With regard to the permanent position, the Ombudsman for Equality reviewed the employer’s action between A and B. In its statement, the employer said that, in accordance with the internal administrative regulations, it could make an employee who had held the position on a fixed-term basis for at least six months a permanent employee without a public search. However, a fixed-term employee has no subjective right to be selected even if the individual meets the formal eligibility criteria. In this case, apprenticeship students had been told in the spring, before they were due to graduate, that posts could not be offered to everyone due to a change in the workload. On the other hand, the employer stated that an employee could obtain an extension to a contract later in the autumn, with fewer working hours.

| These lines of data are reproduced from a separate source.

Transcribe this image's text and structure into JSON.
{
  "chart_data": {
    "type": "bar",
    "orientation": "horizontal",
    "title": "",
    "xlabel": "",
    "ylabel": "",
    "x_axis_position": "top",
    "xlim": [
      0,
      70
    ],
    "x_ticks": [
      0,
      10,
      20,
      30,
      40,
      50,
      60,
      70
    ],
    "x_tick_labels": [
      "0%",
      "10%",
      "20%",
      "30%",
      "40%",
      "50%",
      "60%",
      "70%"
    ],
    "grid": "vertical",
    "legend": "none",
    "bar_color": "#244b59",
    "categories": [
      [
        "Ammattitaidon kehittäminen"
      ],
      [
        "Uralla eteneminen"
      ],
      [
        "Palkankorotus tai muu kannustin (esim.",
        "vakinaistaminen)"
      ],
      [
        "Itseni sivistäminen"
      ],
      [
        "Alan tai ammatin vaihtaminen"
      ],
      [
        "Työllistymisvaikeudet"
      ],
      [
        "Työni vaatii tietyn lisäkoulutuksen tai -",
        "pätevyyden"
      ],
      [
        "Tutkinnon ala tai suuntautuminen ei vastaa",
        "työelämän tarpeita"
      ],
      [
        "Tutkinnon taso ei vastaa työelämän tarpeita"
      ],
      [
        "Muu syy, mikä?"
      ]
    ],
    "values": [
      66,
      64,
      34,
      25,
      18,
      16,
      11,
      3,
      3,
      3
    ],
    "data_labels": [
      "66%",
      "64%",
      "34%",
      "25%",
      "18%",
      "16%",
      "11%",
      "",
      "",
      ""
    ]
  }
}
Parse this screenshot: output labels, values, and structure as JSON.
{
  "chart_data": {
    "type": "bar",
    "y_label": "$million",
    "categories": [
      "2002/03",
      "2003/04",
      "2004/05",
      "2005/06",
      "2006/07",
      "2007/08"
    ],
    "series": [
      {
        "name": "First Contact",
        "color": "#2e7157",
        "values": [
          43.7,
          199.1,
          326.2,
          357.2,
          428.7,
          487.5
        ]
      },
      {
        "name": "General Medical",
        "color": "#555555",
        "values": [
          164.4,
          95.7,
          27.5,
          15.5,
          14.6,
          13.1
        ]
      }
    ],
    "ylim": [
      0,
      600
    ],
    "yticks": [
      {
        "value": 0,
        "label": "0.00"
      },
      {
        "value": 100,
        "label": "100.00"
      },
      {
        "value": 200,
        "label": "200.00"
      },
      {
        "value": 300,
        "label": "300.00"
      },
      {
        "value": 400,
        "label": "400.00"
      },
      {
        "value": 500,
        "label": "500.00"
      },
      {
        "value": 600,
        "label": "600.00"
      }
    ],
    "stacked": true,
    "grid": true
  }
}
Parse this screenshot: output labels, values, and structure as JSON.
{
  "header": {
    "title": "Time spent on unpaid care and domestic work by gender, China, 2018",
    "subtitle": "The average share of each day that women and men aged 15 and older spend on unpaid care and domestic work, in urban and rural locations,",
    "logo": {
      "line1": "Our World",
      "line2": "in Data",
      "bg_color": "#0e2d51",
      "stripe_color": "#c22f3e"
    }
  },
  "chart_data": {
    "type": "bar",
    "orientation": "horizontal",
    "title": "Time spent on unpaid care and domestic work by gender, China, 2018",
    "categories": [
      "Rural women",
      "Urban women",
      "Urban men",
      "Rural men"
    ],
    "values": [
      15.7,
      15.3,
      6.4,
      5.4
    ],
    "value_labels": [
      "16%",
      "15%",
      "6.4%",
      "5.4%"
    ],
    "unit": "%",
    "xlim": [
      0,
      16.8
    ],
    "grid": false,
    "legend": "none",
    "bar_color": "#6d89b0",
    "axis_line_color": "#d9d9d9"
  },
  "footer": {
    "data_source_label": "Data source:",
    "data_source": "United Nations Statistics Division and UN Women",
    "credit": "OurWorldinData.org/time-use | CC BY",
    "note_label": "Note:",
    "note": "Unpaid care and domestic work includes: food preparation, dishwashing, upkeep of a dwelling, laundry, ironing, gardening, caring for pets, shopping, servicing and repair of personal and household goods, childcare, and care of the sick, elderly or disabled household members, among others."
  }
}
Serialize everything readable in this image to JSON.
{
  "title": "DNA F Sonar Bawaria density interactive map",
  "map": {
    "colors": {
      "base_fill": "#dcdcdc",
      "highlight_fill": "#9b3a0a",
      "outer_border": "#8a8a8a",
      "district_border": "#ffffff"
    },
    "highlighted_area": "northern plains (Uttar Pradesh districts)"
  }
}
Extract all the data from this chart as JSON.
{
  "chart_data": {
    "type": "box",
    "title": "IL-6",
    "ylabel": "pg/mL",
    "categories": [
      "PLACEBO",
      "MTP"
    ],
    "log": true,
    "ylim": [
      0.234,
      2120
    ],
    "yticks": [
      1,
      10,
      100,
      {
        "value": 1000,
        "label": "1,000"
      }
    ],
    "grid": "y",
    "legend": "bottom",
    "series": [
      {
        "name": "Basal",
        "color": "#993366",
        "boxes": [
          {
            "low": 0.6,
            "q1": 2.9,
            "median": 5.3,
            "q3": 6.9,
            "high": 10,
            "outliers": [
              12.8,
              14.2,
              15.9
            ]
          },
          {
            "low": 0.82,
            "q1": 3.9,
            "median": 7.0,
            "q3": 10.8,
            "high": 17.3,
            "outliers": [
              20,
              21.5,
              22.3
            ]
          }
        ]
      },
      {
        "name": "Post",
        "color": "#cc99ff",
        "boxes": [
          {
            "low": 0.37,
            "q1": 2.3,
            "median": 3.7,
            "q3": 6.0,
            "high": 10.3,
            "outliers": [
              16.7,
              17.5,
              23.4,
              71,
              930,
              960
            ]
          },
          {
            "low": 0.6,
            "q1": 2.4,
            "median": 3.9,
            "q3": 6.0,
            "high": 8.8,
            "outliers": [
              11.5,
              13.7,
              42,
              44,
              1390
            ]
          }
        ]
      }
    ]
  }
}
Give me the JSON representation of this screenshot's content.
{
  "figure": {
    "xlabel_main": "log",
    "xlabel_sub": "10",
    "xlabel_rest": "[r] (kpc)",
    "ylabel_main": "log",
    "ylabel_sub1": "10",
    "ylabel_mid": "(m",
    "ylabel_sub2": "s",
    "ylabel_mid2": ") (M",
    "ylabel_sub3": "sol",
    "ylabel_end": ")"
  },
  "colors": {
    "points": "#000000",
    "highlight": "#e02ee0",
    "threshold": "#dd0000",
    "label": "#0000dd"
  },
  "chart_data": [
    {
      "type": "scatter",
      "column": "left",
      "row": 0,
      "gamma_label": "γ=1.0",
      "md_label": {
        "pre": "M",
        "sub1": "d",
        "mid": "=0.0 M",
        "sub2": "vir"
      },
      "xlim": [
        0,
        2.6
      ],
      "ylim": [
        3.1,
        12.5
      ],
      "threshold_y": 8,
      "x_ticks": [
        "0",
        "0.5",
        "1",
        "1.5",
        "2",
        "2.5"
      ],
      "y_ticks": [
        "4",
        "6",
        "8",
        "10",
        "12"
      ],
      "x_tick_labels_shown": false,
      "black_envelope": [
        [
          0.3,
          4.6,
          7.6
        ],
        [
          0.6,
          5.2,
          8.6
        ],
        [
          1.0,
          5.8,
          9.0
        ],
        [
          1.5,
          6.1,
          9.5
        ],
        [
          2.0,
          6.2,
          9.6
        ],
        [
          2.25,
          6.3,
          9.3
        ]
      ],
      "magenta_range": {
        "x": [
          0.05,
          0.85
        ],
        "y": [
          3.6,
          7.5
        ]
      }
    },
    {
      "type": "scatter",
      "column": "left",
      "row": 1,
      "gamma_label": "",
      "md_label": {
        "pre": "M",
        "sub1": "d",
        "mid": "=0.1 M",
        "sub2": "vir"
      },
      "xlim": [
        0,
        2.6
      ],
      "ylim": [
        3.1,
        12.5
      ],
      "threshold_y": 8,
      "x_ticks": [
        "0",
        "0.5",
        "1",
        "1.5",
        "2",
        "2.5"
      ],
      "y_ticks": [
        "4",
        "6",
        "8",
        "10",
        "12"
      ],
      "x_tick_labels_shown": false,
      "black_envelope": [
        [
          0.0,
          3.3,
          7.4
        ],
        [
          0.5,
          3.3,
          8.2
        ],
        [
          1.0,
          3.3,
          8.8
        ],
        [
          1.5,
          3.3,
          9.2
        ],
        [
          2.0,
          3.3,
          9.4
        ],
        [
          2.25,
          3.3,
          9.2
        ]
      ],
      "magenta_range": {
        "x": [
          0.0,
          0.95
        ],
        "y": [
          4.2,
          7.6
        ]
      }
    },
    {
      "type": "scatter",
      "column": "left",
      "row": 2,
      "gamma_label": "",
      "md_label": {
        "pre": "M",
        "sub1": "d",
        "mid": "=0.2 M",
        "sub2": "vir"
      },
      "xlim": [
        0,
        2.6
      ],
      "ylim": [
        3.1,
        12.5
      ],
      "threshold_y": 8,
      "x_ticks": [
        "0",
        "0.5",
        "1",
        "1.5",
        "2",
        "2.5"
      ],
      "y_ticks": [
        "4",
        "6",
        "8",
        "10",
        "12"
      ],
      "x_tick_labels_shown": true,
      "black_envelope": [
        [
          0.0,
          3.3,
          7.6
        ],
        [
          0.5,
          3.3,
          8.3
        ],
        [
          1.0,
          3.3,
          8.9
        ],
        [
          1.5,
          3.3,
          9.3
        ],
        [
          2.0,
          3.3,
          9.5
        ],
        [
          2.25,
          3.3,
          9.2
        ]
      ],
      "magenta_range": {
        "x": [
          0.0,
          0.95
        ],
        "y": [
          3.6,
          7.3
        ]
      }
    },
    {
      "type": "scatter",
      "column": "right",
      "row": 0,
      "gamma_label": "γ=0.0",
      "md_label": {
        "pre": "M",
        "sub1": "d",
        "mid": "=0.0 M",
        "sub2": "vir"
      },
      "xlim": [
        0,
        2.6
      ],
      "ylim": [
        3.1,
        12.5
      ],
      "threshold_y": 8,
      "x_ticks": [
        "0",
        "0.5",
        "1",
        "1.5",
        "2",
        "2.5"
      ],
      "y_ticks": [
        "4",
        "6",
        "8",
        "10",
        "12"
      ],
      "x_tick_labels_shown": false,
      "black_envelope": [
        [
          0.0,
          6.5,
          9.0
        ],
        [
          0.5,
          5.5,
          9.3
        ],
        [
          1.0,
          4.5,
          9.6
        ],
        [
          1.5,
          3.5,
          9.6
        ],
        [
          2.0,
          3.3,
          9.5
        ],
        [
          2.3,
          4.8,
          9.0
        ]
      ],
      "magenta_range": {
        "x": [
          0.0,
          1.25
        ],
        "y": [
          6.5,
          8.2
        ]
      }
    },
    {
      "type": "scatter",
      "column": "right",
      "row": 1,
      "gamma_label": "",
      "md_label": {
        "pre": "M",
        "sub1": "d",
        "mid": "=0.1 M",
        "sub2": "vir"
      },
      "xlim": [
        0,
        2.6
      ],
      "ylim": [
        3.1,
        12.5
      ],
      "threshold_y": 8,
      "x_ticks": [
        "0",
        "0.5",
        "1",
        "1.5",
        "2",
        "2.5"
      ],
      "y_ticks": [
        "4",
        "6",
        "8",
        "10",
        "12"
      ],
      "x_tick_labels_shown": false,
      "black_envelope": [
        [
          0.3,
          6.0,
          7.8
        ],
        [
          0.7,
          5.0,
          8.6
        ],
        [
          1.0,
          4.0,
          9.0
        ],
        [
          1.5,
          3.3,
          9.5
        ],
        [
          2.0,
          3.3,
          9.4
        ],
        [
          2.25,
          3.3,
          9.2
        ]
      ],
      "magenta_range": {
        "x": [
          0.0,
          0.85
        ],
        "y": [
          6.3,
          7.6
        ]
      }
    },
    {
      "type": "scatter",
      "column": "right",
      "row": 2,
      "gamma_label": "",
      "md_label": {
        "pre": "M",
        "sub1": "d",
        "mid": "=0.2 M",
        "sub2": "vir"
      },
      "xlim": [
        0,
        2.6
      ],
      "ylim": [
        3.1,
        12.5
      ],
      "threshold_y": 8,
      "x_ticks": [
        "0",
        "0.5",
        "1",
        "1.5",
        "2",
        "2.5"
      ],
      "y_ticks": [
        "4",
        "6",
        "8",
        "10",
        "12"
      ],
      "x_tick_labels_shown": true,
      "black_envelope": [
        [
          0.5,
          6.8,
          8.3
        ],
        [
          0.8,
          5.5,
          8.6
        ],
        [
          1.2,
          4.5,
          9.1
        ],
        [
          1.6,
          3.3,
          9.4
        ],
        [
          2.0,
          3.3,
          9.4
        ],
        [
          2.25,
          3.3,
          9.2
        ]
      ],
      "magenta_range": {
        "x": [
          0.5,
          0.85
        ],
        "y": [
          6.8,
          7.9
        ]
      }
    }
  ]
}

The information did not indicate how many vacant permanent positions the school had in the spring of 2020 and thereafter. The information also did not show how the employer communicated the grounds for obtaining a post without an open search, or how a fixed-term employee could express their interest in a permanent position. If it could have been undisputedly proven that A, similarly to B, was also willing to continue working after graduation and that the employer was aware of this, then the qualification and suitability of A and B for the position should have been compared. If there was only one vacancy to be filled, the employer should have evaluated which of them was more qualified. If several positions could have been made permanent, even then a comparison of merits could be used to evaluate whether hiring only B on a permanent basis was equal towards A. In this respect, A’s and the employer’s views differed from each other, and the matter remained open in the statement.

Regarding fixed-term positions, the Ombudsman for Equality stated that the employer had hired C and D for fixed-term positions, contrary to A. C was employed through a private employment agency, and D’s extension to the fixed-term employment contract made it possible to complete the apprenticeship training. In their statements, both A and the employer noted that the school had several fixed-term positions vacant in the employment agency’s online service after spring 2020. Apparently A did not apply for a single position in the open search, however. The employer said that A did not respond to an enquiry about assistants’ hours in the spring of 2020, either.
On the basis of the information obtained, the Ombudsman for Equality did not have available information which would make it possible to assess the employer’s action and decision not to hire A for a fixed-term position by means other than through an open search. The Ombudsman for Equality finds that A was not in a position comparable with C and D in the filling of fixed-term jobs; based on the information available, she was not discriminated against in the filling of fixed-term positions.

The Ombudsman for Equality primarily comments on legal questions concerning the interpretation of the Equality Act. Evaluation of proof, comparison of merits and the final decision on the matter of discrimination are ultimately made by the district court hearing the possible compensation action brought against the employer.